La recente vicenda riguardante la gestione della fauna selvatica in Val Venosta, e in particolare l’episodio che ha visto coinvolti due esemplari di lupo, solleva questioni complesse e cruciali per la coesistenza tra uomo e natura.
Il Consiglio di Stato, pur avendo inizialmente sospeso il decreto provinciale che ne prevedeva l’abbattimento, ha dichiarato improcedibile l’appello presentato da diverse associazioni animaliste (Enpa, Lav, Lndc Animal Protection), motivando la decisione con la scadenza del termine di validità del provvedimento stesso, fissata al 29 settembre.
Un evento già tragico, visto che uno dei due lupi era stato precedentemente abbattuto il 12 agosto.
L’episodio evidenzia una problematica più ampia: la precarietà dello status di protezione della fauna selvatica in Italia, un tema che si incrocia con le recenti direttive europee, che tendono a una revisione delle misure di conservazione.

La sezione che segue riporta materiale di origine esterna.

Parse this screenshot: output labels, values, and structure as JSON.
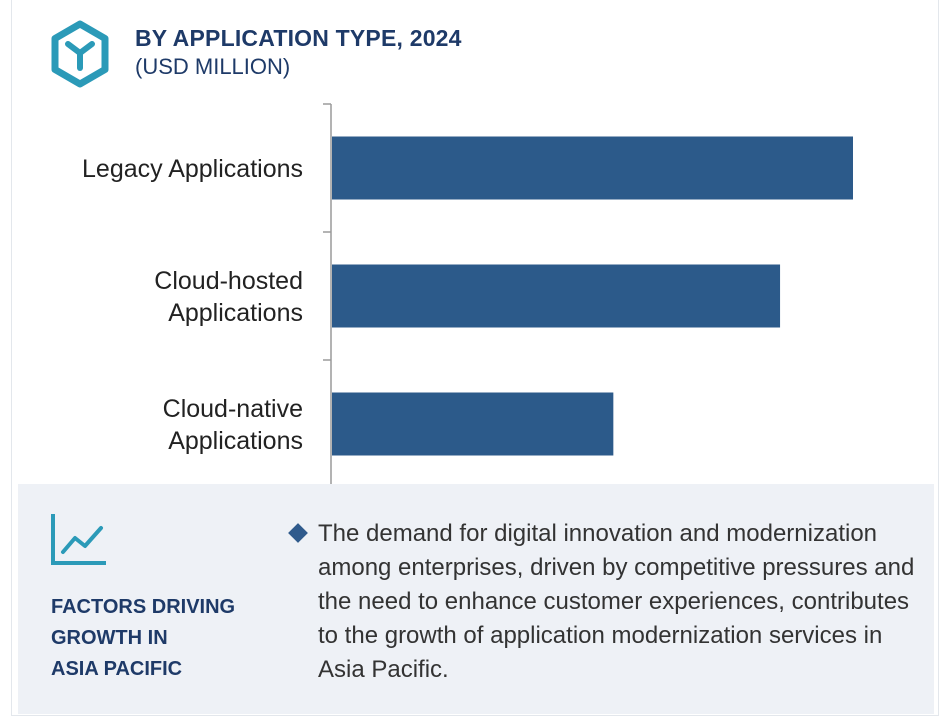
{
  "header": {
    "title": "BY APPLICATION TYPE, 2024",
    "subtitle": "(USD MILLION)",
    "logo_icon": "cube-y-icon",
    "accent_color": "#2b9ab8"
  },
  "chart_data": {
    "type": "bar",
    "orientation": "horizontal",
    "title": "BY APPLICATION TYPE, 2024",
    "subtitle": "(USD MILLION)",
    "categories": [
      "Legacy Applications",
      "Cloud-hosted Applications",
      "Cloud-native Applications"
    ],
    "category_lines": [
      [
        "Legacy Applications"
      ],
      [
        "Cloud-hosted",
        "Applications"
      ],
      [
        "Cloud-native",
        "Applications"
      ]
    ],
    "values": [
      100,
      86,
      54
    ],
    "value_scale": "relative (no axis values shown)",
    "bar_color": "#2c5a8a",
    "grid": false,
    "legend": "none"
  },
  "factors": {
    "icon": "trend-line-icon",
    "heading": "FACTORS DRIVING\nGROWTH IN\nASIA PACIFIC",
    "bullet_icon": "diamond-bullet-icon",
    "text": "The demand for digital innovation and modernization among enterprises, driven by competitive pressures and the need to enhance customer experiences, contributes to the growth of application modernization services in Asia Pacific."
  }
}
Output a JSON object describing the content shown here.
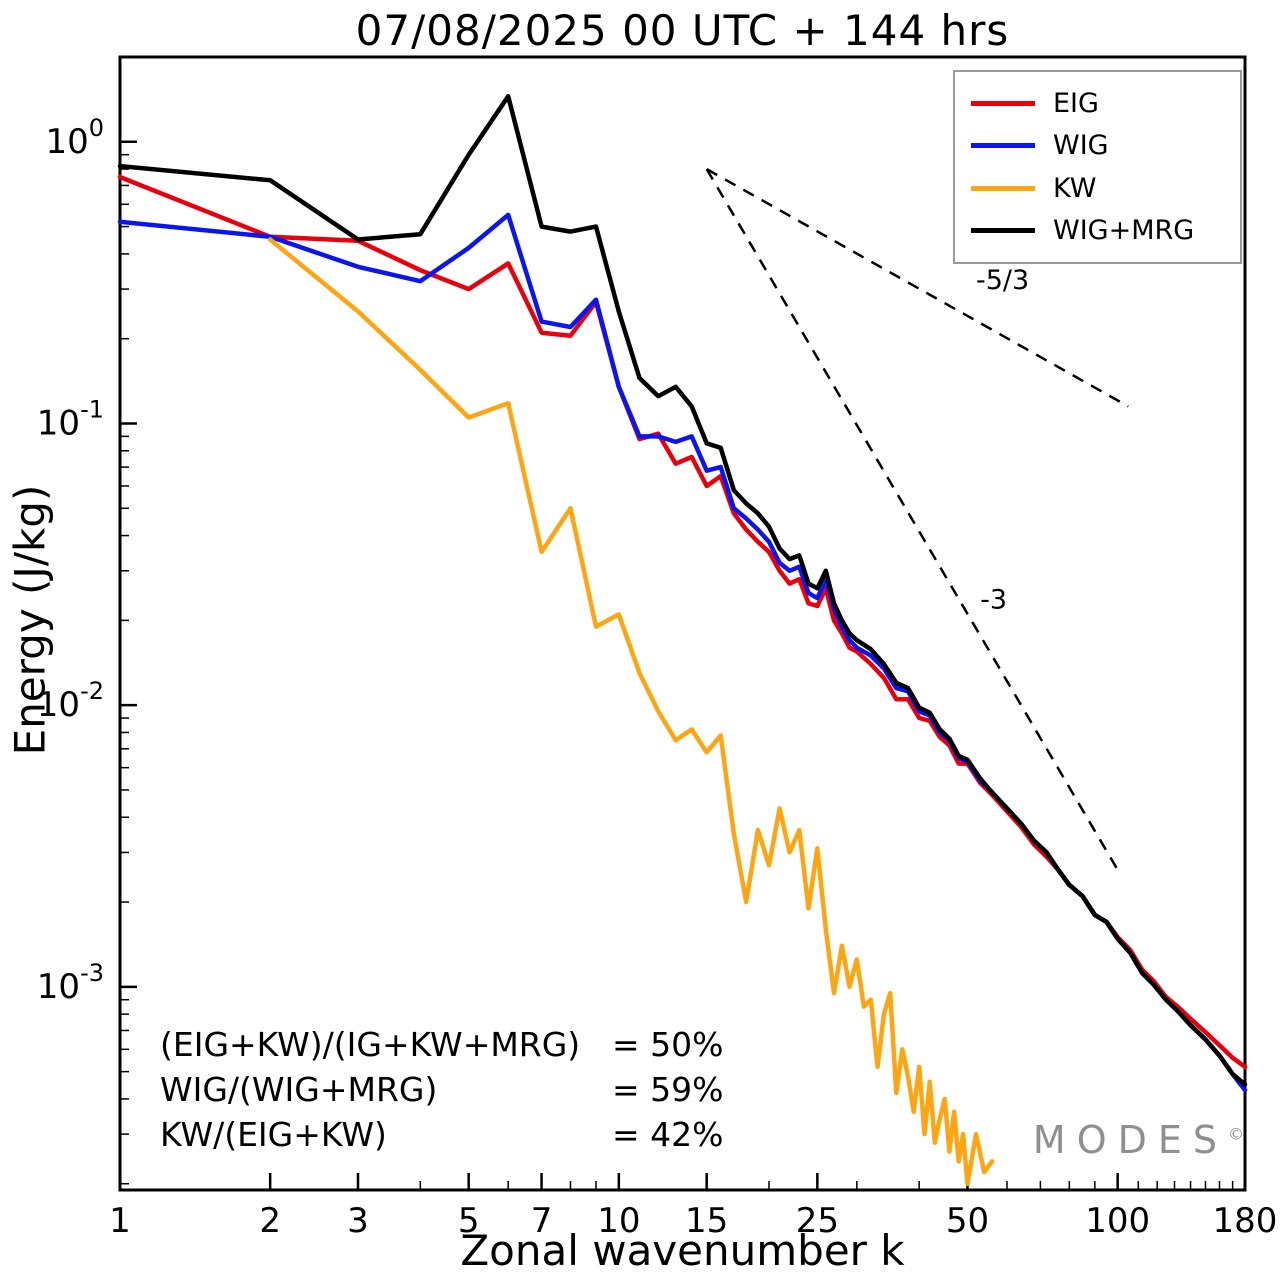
{
  "chart_data": {
    "type": "line",
    "title": "07/08/2025  00 UTC  + 144 hrs",
    "xlabel": "Zonal wavenumber k",
    "ylabel": "Energy (J/kg)",
    "x_scale": "log",
    "y_scale": "log",
    "grid": false,
    "legend_position": "upper right",
    "xlim": [
      1,
      180
    ],
    "ylim": [
      0.00019,
      2.0
    ],
    "x_ticks": [
      1,
      2,
      3,
      5,
      7,
      10,
      15,
      25,
      50,
      100,
      180
    ],
    "y_tick_exponents": [
      0,
      -1,
      -2,
      -3
    ],
    "series": [
      {
        "name": "EIG",
        "color": "#e8000d",
        "points": [
          [
            1,
            0.75
          ],
          [
            2,
            0.46
          ],
          [
            3,
            0.445
          ],
          [
            4,
            0.35
          ],
          [
            5,
            0.3
          ],
          [
            6,
            0.37
          ],
          [
            7,
            0.21
          ],
          [
            8,
            0.205
          ],
          [
            9,
            0.27
          ],
          [
            10,
            0.135
          ],
          [
            11,
            0.088
          ],
          [
            12,
            0.092
          ],
          [
            13,
            0.072
          ],
          [
            14,
            0.076
          ],
          [
            15,
            0.06
          ],
          [
            16,
            0.065
          ],
          [
            17,
            0.048
          ],
          [
            18,
            0.042
          ],
          [
            19,
            0.038
          ],
          [
            20,
            0.035
          ],
          [
            21,
            0.03
          ],
          [
            22,
            0.027
          ],
          [
            23,
            0.028
          ],
          [
            24,
            0.023
          ],
          [
            25,
            0.0225
          ],
          [
            26,
            0.026
          ],
          [
            27,
            0.02
          ],
          [
            28,
            0.018
          ],
          [
            29,
            0.016
          ],
          [
            30,
            0.0155
          ],
          [
            32,
            0.014
          ],
          [
            34,
            0.0125
          ],
          [
            36,
            0.0105
          ],
          [
            38,
            0.0105
          ],
          [
            40,
            0.009
          ],
          [
            42,
            0.0088
          ],
          [
            44,
            0.0077
          ],
          [
            46,
            0.0072
          ],
          [
            48,
            0.0062
          ],
          [
            50,
            0.0062
          ],
          [
            53,
            0.0053
          ],
          [
            56,
            0.0048
          ],
          [
            60,
            0.0042
          ],
          [
            64,
            0.0037
          ],
          [
            68,
            0.0032
          ],
          [
            72,
            0.0029
          ],
          [
            76,
            0.0026
          ],
          [
            80,
            0.0023
          ],
          [
            85,
            0.0021
          ],
          [
            90,
            0.0018
          ],
          [
            95,
            0.0017
          ],
          [
            100,
            0.0015
          ],
          [
            106,
            0.00135
          ],
          [
            112,
            0.00115
          ],
          [
            118,
            0.00105
          ],
          [
            125,
            0.00092
          ],
          [
            132,
            0.00085
          ],
          [
            140,
            0.00077
          ],
          [
            150,
            0.00069
          ],
          [
            160,
            0.00062
          ],
          [
            170,
            0.00056
          ],
          [
            180,
            0.00052
          ]
        ]
      },
      {
        "name": "WIG",
        "color": "#0b16ee",
        "points": [
          [
            1,
            0.52
          ],
          [
            2,
            0.46
          ],
          [
            3,
            0.36
          ],
          [
            4,
            0.32
          ],
          [
            5,
            0.42
          ],
          [
            6,
            0.55
          ],
          [
            7,
            0.23
          ],
          [
            8,
            0.22
          ],
          [
            9,
            0.275
          ],
          [
            10,
            0.135
          ],
          [
            11,
            0.09
          ],
          [
            12,
            0.09
          ],
          [
            13,
            0.086
          ],
          [
            14,
            0.09
          ],
          [
            15,
            0.068
          ],
          [
            16,
            0.07
          ],
          [
            17,
            0.05
          ],
          [
            18,
            0.046
          ],
          [
            19,
            0.042
          ],
          [
            20,
            0.038
          ],
          [
            21,
            0.032
          ],
          [
            22,
            0.03
          ],
          [
            23,
            0.031
          ],
          [
            24,
            0.025
          ],
          [
            25,
            0.024
          ],
          [
            26,
            0.028
          ],
          [
            27,
            0.022
          ],
          [
            28,
            0.019
          ],
          [
            29,
            0.017
          ],
          [
            30,
            0.016
          ],
          [
            32,
            0.015
          ],
          [
            34,
            0.0135
          ],
          [
            36,
            0.0115
          ],
          [
            38,
            0.0112
          ],
          [
            40,
            0.0095
          ],
          [
            42,
            0.0092
          ],
          [
            44,
            0.008
          ],
          [
            46,
            0.0075
          ],
          [
            48,
            0.0065
          ],
          [
            50,
            0.0063
          ],
          [
            53,
            0.0054
          ],
          [
            56,
            0.0049
          ],
          [
            60,
            0.0043
          ],
          [
            64,
            0.0038
          ],
          [
            68,
            0.0033
          ],
          [
            72,
            0.003
          ],
          [
            76,
            0.0026
          ],
          [
            80,
            0.0023
          ],
          [
            85,
            0.0021
          ],
          [
            90,
            0.0018
          ],
          [
            95,
            0.0017
          ],
          [
            100,
            0.00148
          ],
          [
            106,
            0.00132
          ],
          [
            112,
            0.00112
          ],
          [
            118,
            0.00102
          ],
          [
            125,
            0.0009
          ],
          [
            132,
            0.00082
          ],
          [
            140,
            0.00073
          ],
          [
            150,
            0.00065
          ],
          [
            160,
            0.00057
          ],
          [
            170,
            0.00049
          ],
          [
            180,
            0.00043
          ]
        ]
      },
      {
        "name": "KW",
        "color": "#ffa512",
        "points": [
          [
            2,
            0.45
          ],
          [
            3,
            0.25
          ],
          [
            4,
            0.155
          ],
          [
            5,
            0.105
          ],
          [
            6,
            0.118
          ],
          [
            7,
            0.035
          ],
          [
            8,
            0.05
          ],
          [
            9,
            0.019
          ],
          [
            10,
            0.021
          ],
          [
            11,
            0.013
          ],
          [
            12,
            0.0095
          ],
          [
            13,
            0.0075
          ],
          [
            14,
            0.0082
          ],
          [
            15,
            0.0068
          ],
          [
            16,
            0.0078
          ],
          [
            17,
            0.0035
          ],
          [
            18,
            0.002
          ],
          [
            19,
            0.0036
          ],
          [
            20,
            0.0027
          ],
          [
            21,
            0.0043
          ],
          [
            22,
            0.003
          ],
          [
            23,
            0.0036
          ],
          [
            24,
            0.0019
          ],
          [
            25,
            0.0031
          ],
          [
            26,
            0.0016
          ],
          [
            27,
            0.00095
          ],
          [
            28,
            0.0014
          ],
          [
            29,
            0.001
          ],
          [
            30,
            0.00125
          ],
          [
            31,
            0.00085
          ],
          [
            32,
            0.0009
          ],
          [
            33,
            0.00052
          ],
          [
            34,
            0.0008
          ],
          [
            35,
            0.00095
          ],
          [
            36,
            0.00042
          ],
          [
            37,
            0.0006
          ],
          [
            38,
            0.00048
          ],
          [
            39,
            0.00036
          ],
          [
            40,
            0.00052
          ],
          [
            41,
            0.0003
          ],
          [
            42,
            0.00046
          ],
          [
            43,
            0.00028
          ],
          [
            44,
            0.00034
          ],
          [
            45,
            0.0004
          ],
          [
            46,
            0.00026
          ],
          [
            47,
            0.00036
          ],
          [
            48,
            0.00024
          ],
          [
            49,
            0.0003
          ],
          [
            50,
            0.0002
          ],
          [
            52,
            0.0003
          ],
          [
            54,
            0.00022
          ],
          [
            56,
            0.00024
          ]
        ]
      },
      {
        "name": "WIG+MRG",
        "color": "#000000",
        "points": [
          [
            1,
            0.82
          ],
          [
            2,
            0.73
          ],
          [
            3,
            0.45
          ],
          [
            4,
            0.47
          ],
          [
            5,
            0.9
          ],
          [
            6,
            1.45
          ],
          [
            7,
            0.5
          ],
          [
            8,
            0.48
          ],
          [
            9,
            0.5
          ],
          [
            10,
            0.25
          ],
          [
            11,
            0.145
          ],
          [
            12,
            0.125
          ],
          [
            13,
            0.135
          ],
          [
            14,
            0.115
          ],
          [
            15,
            0.085
          ],
          [
            16,
            0.082
          ],
          [
            17,
            0.058
          ],
          [
            18,
            0.052
          ],
          [
            19,
            0.048
          ],
          [
            20,
            0.043
          ],
          [
            21,
            0.036
          ],
          [
            22,
            0.033
          ],
          [
            23,
            0.034
          ],
          [
            24,
            0.027
          ],
          [
            25,
            0.026
          ],
          [
            26,
            0.03
          ],
          [
            27,
            0.023
          ],
          [
            28,
            0.02
          ],
          [
            29,
            0.018
          ],
          [
            30,
            0.017
          ],
          [
            32,
            0.0158
          ],
          [
            34,
            0.014
          ],
          [
            36,
            0.012
          ],
          [
            38,
            0.0115
          ],
          [
            40,
            0.0098
          ],
          [
            42,
            0.0094
          ],
          [
            44,
            0.0082
          ],
          [
            46,
            0.0076
          ],
          [
            48,
            0.0066
          ],
          [
            50,
            0.0064
          ],
          [
            53,
            0.0055
          ],
          [
            56,
            0.0049
          ],
          [
            60,
            0.0043
          ],
          [
            64,
            0.0038
          ],
          [
            68,
            0.0033
          ],
          [
            72,
            0.003
          ],
          [
            76,
            0.0026
          ],
          [
            80,
            0.0023
          ],
          [
            85,
            0.0021
          ],
          [
            90,
            0.0018
          ],
          [
            95,
            0.0017
          ],
          [
            100,
            0.00148
          ],
          [
            106,
            0.00132
          ],
          [
            112,
            0.00112
          ],
          [
            118,
            0.00102
          ],
          [
            125,
            0.0009
          ],
          [
            132,
            0.00082
          ],
          [
            140,
            0.00073
          ],
          [
            150,
            0.00065
          ],
          [
            160,
            0.00057
          ],
          [
            170,
            0.00049
          ],
          [
            180,
            0.00045
          ]
        ]
      }
    ],
    "reference_lines": [
      {
        "label": "-5/3",
        "x": [
          15,
          105
        ],
        "y": [
          0.8,
          0.115
        ],
        "label_at": [
          52,
          0.3
        ]
      },
      {
        "label": "-3",
        "x": [
          15,
          100
        ],
        "y": [
          0.8,
          0.0026
        ],
        "label_at": [
          53,
          0.022
        ]
      }
    ]
  },
  "ratios": [
    {
      "expr": "(EIG+KW)/(IG+KW+MRG)",
      "value": "= 50%"
    },
    {
      "expr": "WIG/(WIG+MRG)",
      "value": "= 59%"
    },
    {
      "expr": "KW/(EIG+KW)",
      "value": "= 42%"
    }
  ],
  "watermark": {
    "text": "MODES",
    "symbol": "©"
  }
}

Sebbene la perdita di un animale sia un danno irreparabile, le associazioni animaliste sottolineano come l’intervento legale tempestivo abbia permesso di salvare il secondo lupo, altrimenti destinato all’abbattimento.
La vicenda non si esaurisce con la salvezza dell’animale, ma apre un dibattito sull’opportunità di valutare, in ogni caso, soluzioni alternative all’eliminazione diretta della fauna selvatica.
La Direttiva europea prevede infatti una serie di misure non letali, efficaci e soddisfacenti, per prevenire danni agli allevamenti e garantire la sicurezza delle persone, come ad esempio l’utilizzo di recinzioni elettrificate, la translocazione degli animali, la compensazione dei danni subiti dagli allevatori e l’adozione di tecniche di pastorizia innovative.
Le associazioni animaliste si appellano ora al TAR di Bolzano, auspicando una piena considerazione delle argomentazioni avanzate, al fine di dichiarare illegittima l’uccisione del lupo già avvenuta e, più in generale, di promuovere un approccio più sostenibile nella gestione della fauna selvatica.
L’accusa è chiara: l’azione provinciale, seppur giustificata con la necessità di tutelare gli interessi degli allevatori e dei cacciatori, appare come una manovra volta a ottenere consenso elettorale a discapito del rispetto per la biodiversità e dell’applicazione delle normative vigenti.
La vicenda, quindi, si configura non solo come un dramma per un singolo esemplare di lupo, ma come un campanello d’allarme sulla necessità di ripensare il rapporto tra l’uomo e l’ambiente, privilegiando la prevenzione e la ricerca di soluzioni pacifiche e durature, in grado di conciliare la tutela della fauna selvatica con le esigenze delle comunità locali.
L’eredità più importante da trarre da questo episodio è la richiesta di giustizia non solo per il lupo scomparso, ma per il futuro stesso della convivenza tra uomo e natura in un territorio fragile e prezioso come quello alpino.